To conduct a paired Wilcoxon test, we first measure the difference between paired data points by taking their residuals. Similar observations will result in 0 residual, which we have to omit out of our observation. We assign rank to the absolute value of computed residual then calculate the statistics as we previously demonstrated in the one-sample Wilcoxon test.
Example, please?
In the previous lecture about ANOVA, we are using ChickWeight
dataset. We
happened to observe a non-normally distributed data for two group of times.
Here, we will further examine both groups to understand the difference.
# We will use the ChickWeight dataset
str(ChickWeight)
| Classes 'nfnGroupedData', 'nfGroupedData', 'groupedData' and 'data.frame': 578 obs. of 4 variables:
| $ weight: num 42 51 59 64 76 93 106 125 149 171 ...

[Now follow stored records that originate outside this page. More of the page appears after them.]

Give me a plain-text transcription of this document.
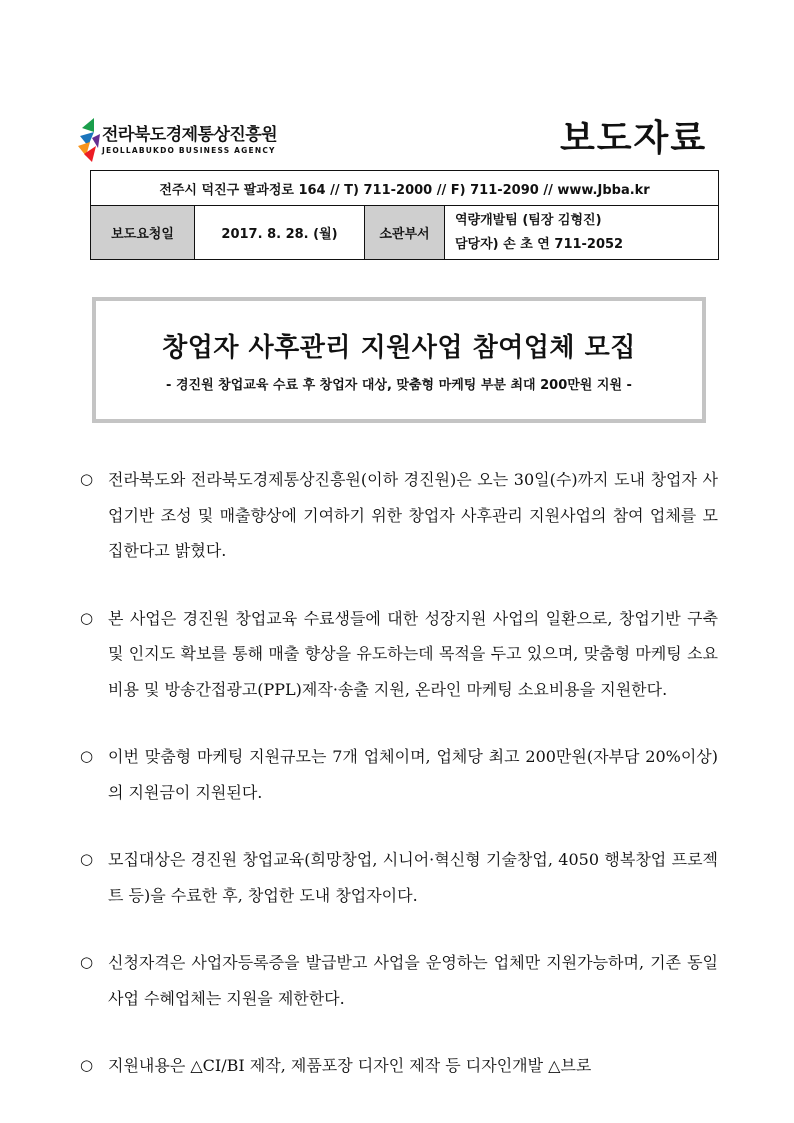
전라북도경제통상진흥원
JEOLLABUKDO BUSINESS AGENCY	보도자료
전주시 덕진구 팔과정로 164 // T) 711-2000 // F) 711-2090 // www.Jbba.kr
보도요청일	2017. 8. 28. (월)	소관부서	
역량개발팀 (팀장 김형진)
담당자) 손 초 연 711-2052
창업자 사후관리 지원사업 참여업체 모집
- 경진원 창업교육 수료 후 창업자 대상, 맞춤형 마케팅 부분 최대 200만원 지원 -
○ 전라북도와 전라북도경제통상진흥원(이하 경진원)은 오는 30일(수)까지 도내 창업자 사업기반 조성 및 매출향상에 기여하기 위한 창업자 사후관리 지원사업의 참여 업체를 모집한다고 밝혔다.
○ 본 사업은 경진원 창업교육 수료생들에 대한 성장지원 사업의 일환으로, 창업기반 구축 및 인지도 확보를 통해 매출 향상을 유도하는데 목적을 두고 있으며, 맞춤형 마케팅 소요비용 및 방송간접광고(PPL)제작·송출 지원, 온라인 마케팅 소요비용을 지원한다.
○ 이번 맞춤형 마케팅 지원규모는 7개 업체이며, 업체당 최고 200만원(자부담 20%이상)의 지원금이 지원된다.
○ 모집대상은 경진원 창업교육(희망창업, 시니어·혁신형 기술창업, 4050 행복창업 프로젝트 등)을 수료한 후, 창업한 도내 창업자이다.
○ 신청자격은 사업자등록증을 발급받고 사업을 운영하는 업체만 지원가능하며, 기존 동일사업 수혜업체는 지원을 제한한다.
○ 지원내용은 △CI/BI 제작, 제품포장 디자인 제작 등 디자인개발 △브로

| $ Time : num 0 2 4 6 8 10 12 14 16 18 ...
| $ Chick : Ord.factor w/ 50 levels "18"<"16"<"15"<..: 15 15 15 15 15 15 15 15 15 15 ...

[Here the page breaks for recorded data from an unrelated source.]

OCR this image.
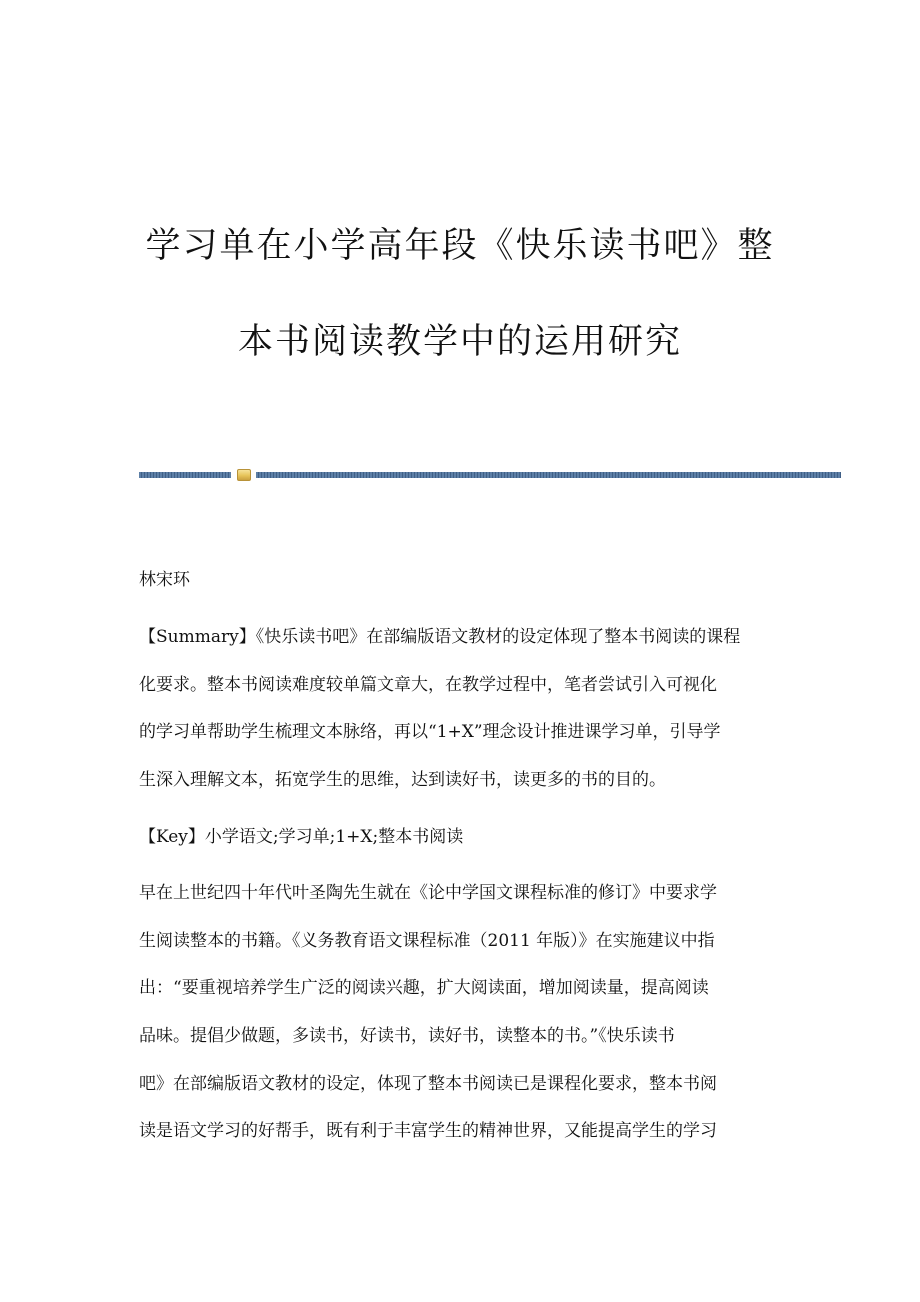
学习单在小学高年段《快乐读书吧》整
本书阅读教学中的运用研究

林宋环

【Summary】《快乐读书吧》在部编版语文教材的设定体现了整本书阅读的课程

化要求。整本书阅读难度较单篇文章大，在教学过程中，笔者尝试引入可视化

的学习单帮助学生梳理文本脉络，再以“1+X”理念设计推进课学习单，引导学

生深入理解文本，拓宽学生的思维，达到读好书，读更多的书的目的。

【Key】小学语文;学习单;1+X;整本书阅读

早在上世纪四十年代叶圣陶先生就在《论中学国文课程标准的修订》中要求学

生阅读整本的书籍。《义务教育语文课程标准（2011 年版）》在实施建议中指

出：“要重视培养学生广泛的阅读兴趣，扩大阅读面，增加阅读量，提高阅读

品味。提倡少做题，多读书，好读书，读好书，读整本的书。”《快乐读书

吧》在部编版语文教材的设定，体现了整本书阅读已是课程化要求，整本书阅

读是语文学习的好帮手，既有利于丰富学生的精神世界，又能提高学生的学习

| $ Diet : Factor w/ 4 levels "1","2","3","4": 1 1 1 1 1 1 1 1 1 1 ...
| - attr(*, "formula")=Class 'formula' language weight ~ Time | Chick
| .. ..- attr(*, ".Environment")=<environment: R_EmptyEnv>
| - attr(*, "outer")=Class 'formula' language ~Diet
| .. ..- attr(*, ".Environment")=<environment: R_EmptyEnv>
| - attr(*, "labels")=List of 2
| ..$ x: chr "Time"
| ..$ y: chr "Body weight"
| - attr(*, "units")=List of 2
| ..$ x: chr "(days)"
| ..$ y: chr "(gm)"
# Assess normality
tapply(ChickWeight$weight, ChickWeight$Time, shapiro.test) %>% lapply(broom::tidy) %>%
lapply(data.frame) %>% {do.call(rbind, .)} %>% knitr::kable(format="simple")

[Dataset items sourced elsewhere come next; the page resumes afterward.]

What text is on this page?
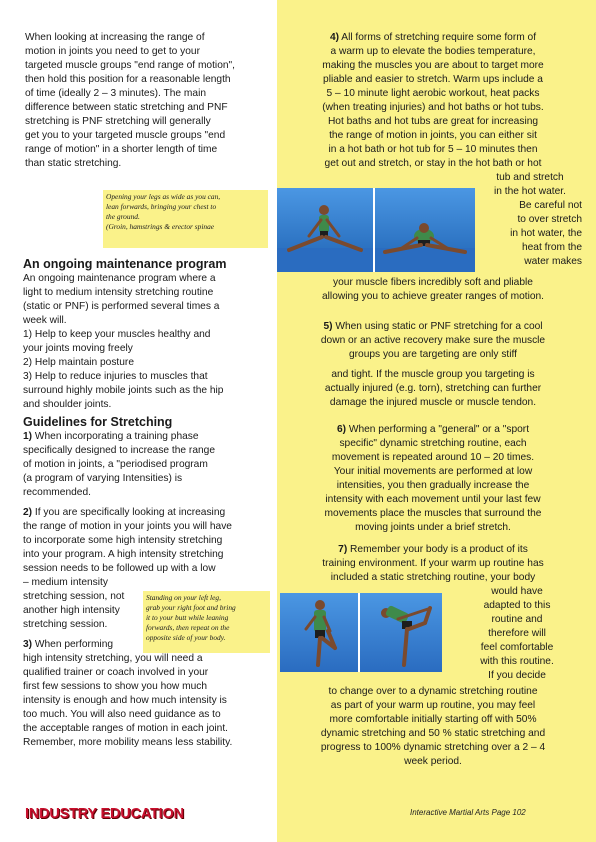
When looking at increasing the range of

motion in joints you need to get to your

targeted muscle groups "end range of motion",

then hold this position for a reasonable length

of time (ideally 2 – 3 minutes). The main

difference between static stretching and PNF

stretching is PNF stretching will generally

get you to your targeted muscle groups "end

range of motion" in a shorter length of time

than static stretching.

Opening your legs as wide as you can,
lean forwards, bringing your chest to
the ground.
(Groin, hamstrings & erector spinae

An ongoing maintenance program

An ongoing maintenance program where a

light to medium intensity stretching routine

(static or PNF) is performed several times a

week will.

1) Help to keep your muscles healthy and

your joints moving freely

2) Help maintain posture

3) Help to reduce injuries to muscles that

surround highly mobile joints such as the hip

and shoulder joints.

Guidelines for Stretching

1) When incorporating a training phase

specifically designed to increase the range

of motion in joints, a "periodised program

(a program of varying Intensities) is

recommended.

2) If you are specifically looking at increasing

the range of motion in your joints you will have

to incorporate some high intensity stretching

into your program. A high intensity stretching

session needs to be followed up with a low

– medium intensity

stretching session, not

another high intensity

stretching session.

3) When performing

high intensity stretching, you will need a

qualified trainer or coach involved in your

first few sessions to show you how much

intensity is enough and how much intensity is

too much. You will also need guidance as to

the acceptable ranges of motion in each joint.

Remember, more mobility means less stability.

Standing on your left leg,
grab your right foot and bring
it to your butt while leaning
forwards, then repeat on the
opposite side of your body.

4) All forms of stretching require some form of

a warm up to elevate the bodies temperature,

making the muscles you are about to target more

pliable and easier to stretch. Warm ups include a

5 – 10 minute light aerobic workout, heat packs

(when treating injuries) and hot baths or hot tubs.

Hot baths and hot tubs are great for increasing

the range of motion in joints, you can either sit

in a hot bath or hot tub for 5 – 10 minutes then

get out and stretch, or stay in the hot bath or hot

tub and stretch

in the hot water.

Be careful not

to over stretch

in hot water, the

heat from the

water makes

your muscle fibers incredibly soft and pliable

allowing you to achieve greater ranges of motion.

5) When using static or PNF stretching for a cool

down or an active recovery make sure the muscle

groups you are targeting are only stiff

and tight. If the muscle group you targeting is

actually injured (e.g. torn), stretching can further

damage the injured muscle or muscle tendon.

6) When performing a "general" or a "sport

specific" dynamic stretching routine, each

movement is repeated around 10 – 20 times.

Your initial movements are performed at low

intensities, you then gradually increase the

intensity with each movement until your last few

movements place the muscles that surround the

moving joints under a brief stretch.

7) Remember your body is a product of its

training environment. If your warm up routine has

included a static stretching routine, your body

would have

adapted to this

routine and

therefore will

feel comfortable

with this routine.

If you decide

to change over to a dynamic stretching routine

as part of your warm up routine, you may feel

more comfortable initially starting off with 50%

dynamic stretching and 50 % static stretching and

progress to 100% dynamic stretching over a 2 – 4

week period.

INDUSTRY EDUCATION	Interactive Martial Arts Page 102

statistic | p.value | method | |
---|---|---|---|
0 | 0.890 | 0.000 | Shapiro-Wilk normality test |
2 | 0.873 | 0.000 | Shapiro-Wilk normality test |
4 | 0.973 | 0.315 | Shapiro-Wilk normality test |
6 | 0.982 | 0.648 | Shapiro-Wilk normality test |
8 | 0.980 | 0.577 | Shapiro-Wilk normality test |
10 | 0.981 | 0.616 | Shapiro-Wilk normality test |
12 | 0.983 | 0.686 | Shapiro-Wilk normality test |
14 | 0.973 | 0.325 | Shapiro-Wilk normality test |
16 | 0.986 | 0.830 | Shapiro-Wilk normality test |
18 | 0.991 | 0.975 | Shapiro-Wilk normality test |
20 | 0.991 | 0.968 | Shapiro-Wilk normality test |
21 | 0.986 | 0.869 | Shapiro-Wilk normality test |
After assessing normality, we see that both \(T=0\)
and \(T=2\)
not to follow a
normal distribution.
# Subset the dataset to exclude normally distributed data
tbl <- subset(ChickWeight, subset={ChickWeight$Time %in% c(0, 2)})
# Make Time as a factor
tbl$Time %<>% factor(levels=c(0, 2))
Since we are interested to observe differences in non-normal distribution, here
we subset the data to only include observation in group \(T_0\)
and \(T_2\)
. Then
we turn our variables into a factor, where we set \(T_0\)
as our group of
reference.
# Perform a paired Wilcoxon test
wilcox.test(weight ~ Time, data=tbl, paired=TRUE, conf.int=TRUE)
|
| Wilcoxon signed rank test with continuity correction
|
| data: weight by Time
| V = 8, p-value = 1e-09
| alternative hypothesis: true location shift is not equal to 0
| 95 percent confidence interval:
| -9.0 -7.5
| sample estimates:
| (pseudo)median
| -8.5
rstatix::wilcox_effsize(weight ~ Time, data=tbl, paired=TRUE)
| # A tibble: 1 × 7
| .y. group1 group2 effsize n1 n2 magnitude
| * <chr> <chr> <chr> <dbl> <int> <int> <ord>
| 1 weight 0 2 0.862 50 50 large
Lastly, we can perform a paired Wilcoxon test and its associated effect size.